Moving Averages
Moving averages smooth price data to reveal the underlying trend direction. They're the foundation of trend-following strategies and one of the most versatile tools in technical analysis.
What are Moving Averages?
A moving average calculates the average price over a specified number of periods, then "moves" forward as new data becomes available. This creates a smoothed line that filters out short-term price noise.
Moving averages are lagging indicators — they're based on past prices. This makes them excellent for confirming trends but less useful for predicting reversals. The longer the period, the smoother (and more lagging) the average.
Types of Moving Averages
Simple Moving Average (SMA)
Calculates the arithmetic mean of prices over a period. All prices are weighted equally. Smoother but slower to react to price changes.
Exponential Moving Average (EMA)
Gives more weight to recent prices, making it more responsive to new information. Faster signals but more prone to whipsaws.
Weighted Moving Average (WMA)
Assigns linearly increasing weights to more recent prices.

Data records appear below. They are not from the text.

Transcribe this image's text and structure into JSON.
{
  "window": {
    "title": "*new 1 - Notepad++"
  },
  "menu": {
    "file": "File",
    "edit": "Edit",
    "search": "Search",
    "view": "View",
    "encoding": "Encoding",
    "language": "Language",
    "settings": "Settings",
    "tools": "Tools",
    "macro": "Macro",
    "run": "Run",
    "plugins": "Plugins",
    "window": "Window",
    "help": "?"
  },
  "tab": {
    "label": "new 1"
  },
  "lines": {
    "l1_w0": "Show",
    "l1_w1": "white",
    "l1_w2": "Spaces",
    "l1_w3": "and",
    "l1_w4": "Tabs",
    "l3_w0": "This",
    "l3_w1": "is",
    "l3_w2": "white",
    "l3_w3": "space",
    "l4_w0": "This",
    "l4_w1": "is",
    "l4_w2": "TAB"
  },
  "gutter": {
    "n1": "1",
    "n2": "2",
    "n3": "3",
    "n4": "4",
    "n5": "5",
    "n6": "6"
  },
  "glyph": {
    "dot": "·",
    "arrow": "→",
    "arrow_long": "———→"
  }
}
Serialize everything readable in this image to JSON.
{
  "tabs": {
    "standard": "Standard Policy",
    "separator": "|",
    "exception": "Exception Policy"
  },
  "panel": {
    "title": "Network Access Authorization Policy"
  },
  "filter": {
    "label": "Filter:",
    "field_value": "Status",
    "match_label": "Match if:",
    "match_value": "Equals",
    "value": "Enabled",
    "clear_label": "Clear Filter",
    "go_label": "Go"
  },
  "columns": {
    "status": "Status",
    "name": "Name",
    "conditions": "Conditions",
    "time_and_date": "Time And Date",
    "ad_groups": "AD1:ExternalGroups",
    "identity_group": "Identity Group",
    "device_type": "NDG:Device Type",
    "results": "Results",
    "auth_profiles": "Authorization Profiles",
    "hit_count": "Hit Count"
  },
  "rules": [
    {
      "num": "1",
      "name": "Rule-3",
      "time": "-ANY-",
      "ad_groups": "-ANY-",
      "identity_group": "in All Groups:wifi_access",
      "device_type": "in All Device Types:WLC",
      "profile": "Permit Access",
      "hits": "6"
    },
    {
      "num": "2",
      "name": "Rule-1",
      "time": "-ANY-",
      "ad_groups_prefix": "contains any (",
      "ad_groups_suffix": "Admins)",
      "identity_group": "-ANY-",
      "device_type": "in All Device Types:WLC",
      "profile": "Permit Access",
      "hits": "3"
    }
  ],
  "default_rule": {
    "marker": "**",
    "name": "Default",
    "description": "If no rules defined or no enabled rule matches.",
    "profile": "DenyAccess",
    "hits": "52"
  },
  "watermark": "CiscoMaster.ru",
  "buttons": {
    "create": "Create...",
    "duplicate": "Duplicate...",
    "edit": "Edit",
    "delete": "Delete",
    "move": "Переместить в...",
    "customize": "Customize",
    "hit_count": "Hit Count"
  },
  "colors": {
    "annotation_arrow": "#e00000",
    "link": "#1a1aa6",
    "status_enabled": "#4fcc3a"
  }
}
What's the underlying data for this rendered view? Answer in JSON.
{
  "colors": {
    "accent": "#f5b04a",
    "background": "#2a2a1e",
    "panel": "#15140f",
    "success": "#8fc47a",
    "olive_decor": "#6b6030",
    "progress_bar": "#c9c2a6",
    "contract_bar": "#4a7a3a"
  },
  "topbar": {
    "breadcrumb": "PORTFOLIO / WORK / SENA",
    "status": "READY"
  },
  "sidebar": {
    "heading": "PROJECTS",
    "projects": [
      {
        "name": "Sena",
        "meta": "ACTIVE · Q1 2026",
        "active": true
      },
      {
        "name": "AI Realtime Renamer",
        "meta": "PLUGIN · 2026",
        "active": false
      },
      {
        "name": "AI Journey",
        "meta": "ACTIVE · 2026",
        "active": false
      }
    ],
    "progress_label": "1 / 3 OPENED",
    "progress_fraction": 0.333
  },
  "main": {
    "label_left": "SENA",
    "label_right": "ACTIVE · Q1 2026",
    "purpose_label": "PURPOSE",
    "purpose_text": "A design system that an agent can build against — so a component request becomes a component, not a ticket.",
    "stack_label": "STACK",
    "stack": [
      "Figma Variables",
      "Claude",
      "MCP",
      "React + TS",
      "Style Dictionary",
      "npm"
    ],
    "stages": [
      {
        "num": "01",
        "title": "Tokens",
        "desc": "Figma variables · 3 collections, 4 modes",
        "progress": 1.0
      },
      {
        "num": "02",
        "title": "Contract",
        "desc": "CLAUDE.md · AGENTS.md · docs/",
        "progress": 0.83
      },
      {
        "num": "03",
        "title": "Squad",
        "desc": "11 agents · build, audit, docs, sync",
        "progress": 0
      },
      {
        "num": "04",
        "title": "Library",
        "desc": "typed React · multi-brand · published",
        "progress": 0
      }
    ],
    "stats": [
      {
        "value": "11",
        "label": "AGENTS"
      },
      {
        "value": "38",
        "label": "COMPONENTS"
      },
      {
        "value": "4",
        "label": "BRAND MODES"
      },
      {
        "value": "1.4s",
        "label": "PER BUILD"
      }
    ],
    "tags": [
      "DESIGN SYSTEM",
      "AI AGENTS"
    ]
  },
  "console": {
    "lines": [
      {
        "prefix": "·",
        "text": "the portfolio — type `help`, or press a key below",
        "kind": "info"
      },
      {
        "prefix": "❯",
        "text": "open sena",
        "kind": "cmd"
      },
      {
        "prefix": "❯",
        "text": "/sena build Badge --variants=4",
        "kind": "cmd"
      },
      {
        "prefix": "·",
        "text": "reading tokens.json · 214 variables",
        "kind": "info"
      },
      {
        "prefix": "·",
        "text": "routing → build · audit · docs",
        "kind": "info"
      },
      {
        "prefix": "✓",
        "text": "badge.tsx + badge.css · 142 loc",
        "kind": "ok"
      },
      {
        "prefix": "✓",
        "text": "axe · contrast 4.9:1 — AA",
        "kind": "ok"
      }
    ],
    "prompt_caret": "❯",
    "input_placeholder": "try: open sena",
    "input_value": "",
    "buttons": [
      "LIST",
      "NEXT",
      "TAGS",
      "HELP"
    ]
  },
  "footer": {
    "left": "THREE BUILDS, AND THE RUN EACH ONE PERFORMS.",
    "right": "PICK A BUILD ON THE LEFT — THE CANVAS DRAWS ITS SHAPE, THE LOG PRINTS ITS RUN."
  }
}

Falls between SMA and EMA in terms of responsiveness.
SMA vs EMA: Which to Use?
| Aspect | SMA | EMA |
|---|---|---|
| Responsiveness | Slower, more lag | Faster, less lag |
| False Signals | Fewer whipsaws | More whipsaws |
| Best For | Long-term trends | Short-term trading |
| Popular Uses | 50, 100, 200 SMA | 9, 12, 26 EMA |
Crossover Signals
When a faster MA crosses a slower MA, it signals a potential trend change. These crossovers are among the most watched signals in technical analysis.
Golden Cross
The 50-day MA crosses above the 200-day MA. This bullish signal suggests a major trend reversal to the upside.
- • Major bullish signal
- • Often marks start of bull markets
- • Wait for confirmation close above both MAs
Death Cross
The 50-day MA crosses below the 200-day MA. This bearish signal suggests a potential major downturn ahead.
- • Major bearish signal
- • Often precedes bear markets
- • Exit longs, consider hedging
Popular Crossover Combinations
Dynamic Support & Resistance
Moving averages often act as dynamic support in uptrends and resistance in downtrends. Traders watch for price to "bounce" off key MAs.
MA as Support
In uptrends, price often pulls back to the MA before continuing higher. This creates buying opportunities.
- • Wait for price to touch the MA
- • Look for bullish candlestick patterns
- • Set stop below the MA
MA as Resistance
In downtrends, price often rallies to the MA before continuing lower. This creates shorting opportunities.
- • Wait for price to touch the MA
- • Look for bearish candlestick patterns
- • Set stop above the MA
Key MAs to watch: The 20, 50, 100, and 200-period MAs are most widely followed and therefore most likely to act as S/R levels.
Popular MA Settings
| Period | Type | Use Case |
|---|---|---|
| 9 EMA | EMA | Short-term trend, scalping |
| 20 SMA/EMA | Both | Short-term trend, day trading |
| 50 SMA | SMA | Medium-term trend, swing trading |
| 100 SMA | SMA | Medium-long term trend |
| 200 SMA | SMA | Long-term trend, institutional level |
MA Ribbon Strategy
Plot multiple MAs (like 8, 13, 21, 34, 55 EMAs) to create a "ribbon". When ribbons expand and align in one direction, the trend is strong. When they contract and tangle, expect consolidation.
Frequently Asked Questions
What is a moving average?
A moving average (MA) smooths price data by averaging prices over a set number of periods. It helps identify trend direction and dynamic support/resistance. Common types are SMA (simple) and EMA (exponential); EMA gives more weight to recent prices.
What is the difference between SMA and EMA?
SMA gives equal weight to all prices in the period; EMA gives more weight to recent prices and reacts faster to new data. EMAs are often used for short-term signals; SMAs (e.g. 200-day) are widely used for long-term trend context.
What do moving average crossovers mean?
A golden cross occurs when a faster MA crosses above a slower MA (e.g. 50 above 200), often interpreted as bullish. A death cross is when the faster MA crosses below the slower MA, often interpreted as bearish. Lag means crossovers confirm rather than lead.
Which moving average periods are most used?
Common choices: 9/21 for short-term, 50 for medium-term, 200 for long-term trend. Day traders use 8, 20, 50 EMAs; swing traders often use 20, 50, 200. Choose based on your timeframe and style.
Can moving averages be used as support and resistance?
Yes. In uptrends, price often bounces off MAs (e.g. 20 or 50 EMA) as dynamic support; in downtrends they can act as resistance. The 200-day MA is widely watched as a major trend and support/resistance level.